When I needed spending money over and above my weekly allowance, mama taught me how to do office work. She’d bring home box-fulls of envelopes and letters, show me the proper way to fold a page in thirds and stuff it in an envelope, then the easy way to seal a batch of stuffed envelopes. Fan the flaps out so only the gummed part of each one is showing, then run a damp sponge across all the flaps at once and quickly flip each flap into place. Nothing to it. She’d pronounce my work acceptable and pay me a dollar or so. We’d discuss many things while we worked, school, friends, hair styles, grades, books, newspaper articles, homework assignments — come to think of it, school got into our conversation a lot in those days.

Mama was a classroom volunteer and for some reason I don’t remember what exactly she did. Maybe she brought cookies or something, who knows. One thing I do remember, though. She was voted the prettiest mother in the 8th grade at Poynor. I was dumbfounded to learn my classmates adored my mother. I knew I adored my mama, but I had no idea anybody else’s kids did too. I was impressed!

When I was small I loved to make Mother’s Day cards for mama. Even if I had purchased something I still made the cards for her. Usually they were multi-layer creations: when you opened the first page, there was a smaller page glued inside, and another inside that. Each page featured a hand-drawn, crayon-colored picture, maybe a flower or a heart, and each page said “I Love You, Mama.” I might spend several hours with scissors, rubber cement and crayolas, sometimes starting over several times until I got my masterpiece just right.
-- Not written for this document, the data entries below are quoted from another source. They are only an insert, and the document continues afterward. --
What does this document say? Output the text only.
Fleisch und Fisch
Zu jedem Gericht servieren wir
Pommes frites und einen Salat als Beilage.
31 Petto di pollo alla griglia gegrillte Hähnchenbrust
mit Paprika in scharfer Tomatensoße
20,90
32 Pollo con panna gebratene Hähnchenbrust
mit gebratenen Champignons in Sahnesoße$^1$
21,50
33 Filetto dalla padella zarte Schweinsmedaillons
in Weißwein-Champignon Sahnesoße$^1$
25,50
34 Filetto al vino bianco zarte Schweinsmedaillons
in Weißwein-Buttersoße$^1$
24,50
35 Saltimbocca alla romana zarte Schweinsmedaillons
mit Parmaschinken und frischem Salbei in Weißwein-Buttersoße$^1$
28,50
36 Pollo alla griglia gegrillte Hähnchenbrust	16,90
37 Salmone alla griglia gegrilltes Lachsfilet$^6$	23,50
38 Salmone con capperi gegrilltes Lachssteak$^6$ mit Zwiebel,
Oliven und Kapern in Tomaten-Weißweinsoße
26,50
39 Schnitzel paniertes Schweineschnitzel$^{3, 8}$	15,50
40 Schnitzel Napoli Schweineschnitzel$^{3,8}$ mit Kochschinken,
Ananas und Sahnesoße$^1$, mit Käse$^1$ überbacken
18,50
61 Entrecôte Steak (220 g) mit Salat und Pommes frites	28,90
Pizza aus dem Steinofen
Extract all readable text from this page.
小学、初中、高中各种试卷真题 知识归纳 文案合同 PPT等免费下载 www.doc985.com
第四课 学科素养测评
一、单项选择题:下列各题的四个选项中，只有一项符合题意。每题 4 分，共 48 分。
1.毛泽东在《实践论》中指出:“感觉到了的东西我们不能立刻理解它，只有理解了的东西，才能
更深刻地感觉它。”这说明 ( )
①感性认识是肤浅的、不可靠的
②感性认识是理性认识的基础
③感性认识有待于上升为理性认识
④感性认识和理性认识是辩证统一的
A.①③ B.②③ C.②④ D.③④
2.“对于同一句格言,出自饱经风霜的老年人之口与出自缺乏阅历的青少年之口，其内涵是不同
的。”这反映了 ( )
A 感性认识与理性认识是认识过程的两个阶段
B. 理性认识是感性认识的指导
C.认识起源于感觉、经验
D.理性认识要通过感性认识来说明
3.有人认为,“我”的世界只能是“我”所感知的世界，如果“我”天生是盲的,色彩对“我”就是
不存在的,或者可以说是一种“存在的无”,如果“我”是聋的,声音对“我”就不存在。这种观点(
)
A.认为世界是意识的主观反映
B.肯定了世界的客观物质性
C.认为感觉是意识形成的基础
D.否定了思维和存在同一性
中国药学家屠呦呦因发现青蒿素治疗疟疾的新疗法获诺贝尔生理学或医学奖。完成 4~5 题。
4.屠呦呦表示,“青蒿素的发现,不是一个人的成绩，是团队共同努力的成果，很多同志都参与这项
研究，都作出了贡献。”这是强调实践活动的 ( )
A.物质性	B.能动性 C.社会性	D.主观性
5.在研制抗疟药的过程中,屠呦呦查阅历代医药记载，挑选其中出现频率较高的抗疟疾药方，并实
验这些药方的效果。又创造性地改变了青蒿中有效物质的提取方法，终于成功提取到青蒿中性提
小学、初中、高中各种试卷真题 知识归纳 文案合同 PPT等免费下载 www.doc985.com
After she died in 1970 I came across an old pasteboard box with the flaps folded into each other. Prying it open I discovered my birth certificate, baby clothes, baby book, old report cards, piano recital programs, and handfuls of those home-made cards I’d given her. It looked like she had saved every one I’d ever made. I sat there a long time, fingering those little pages and re-reading each one. I think about that a lot these days when Mother’s Day rolls around.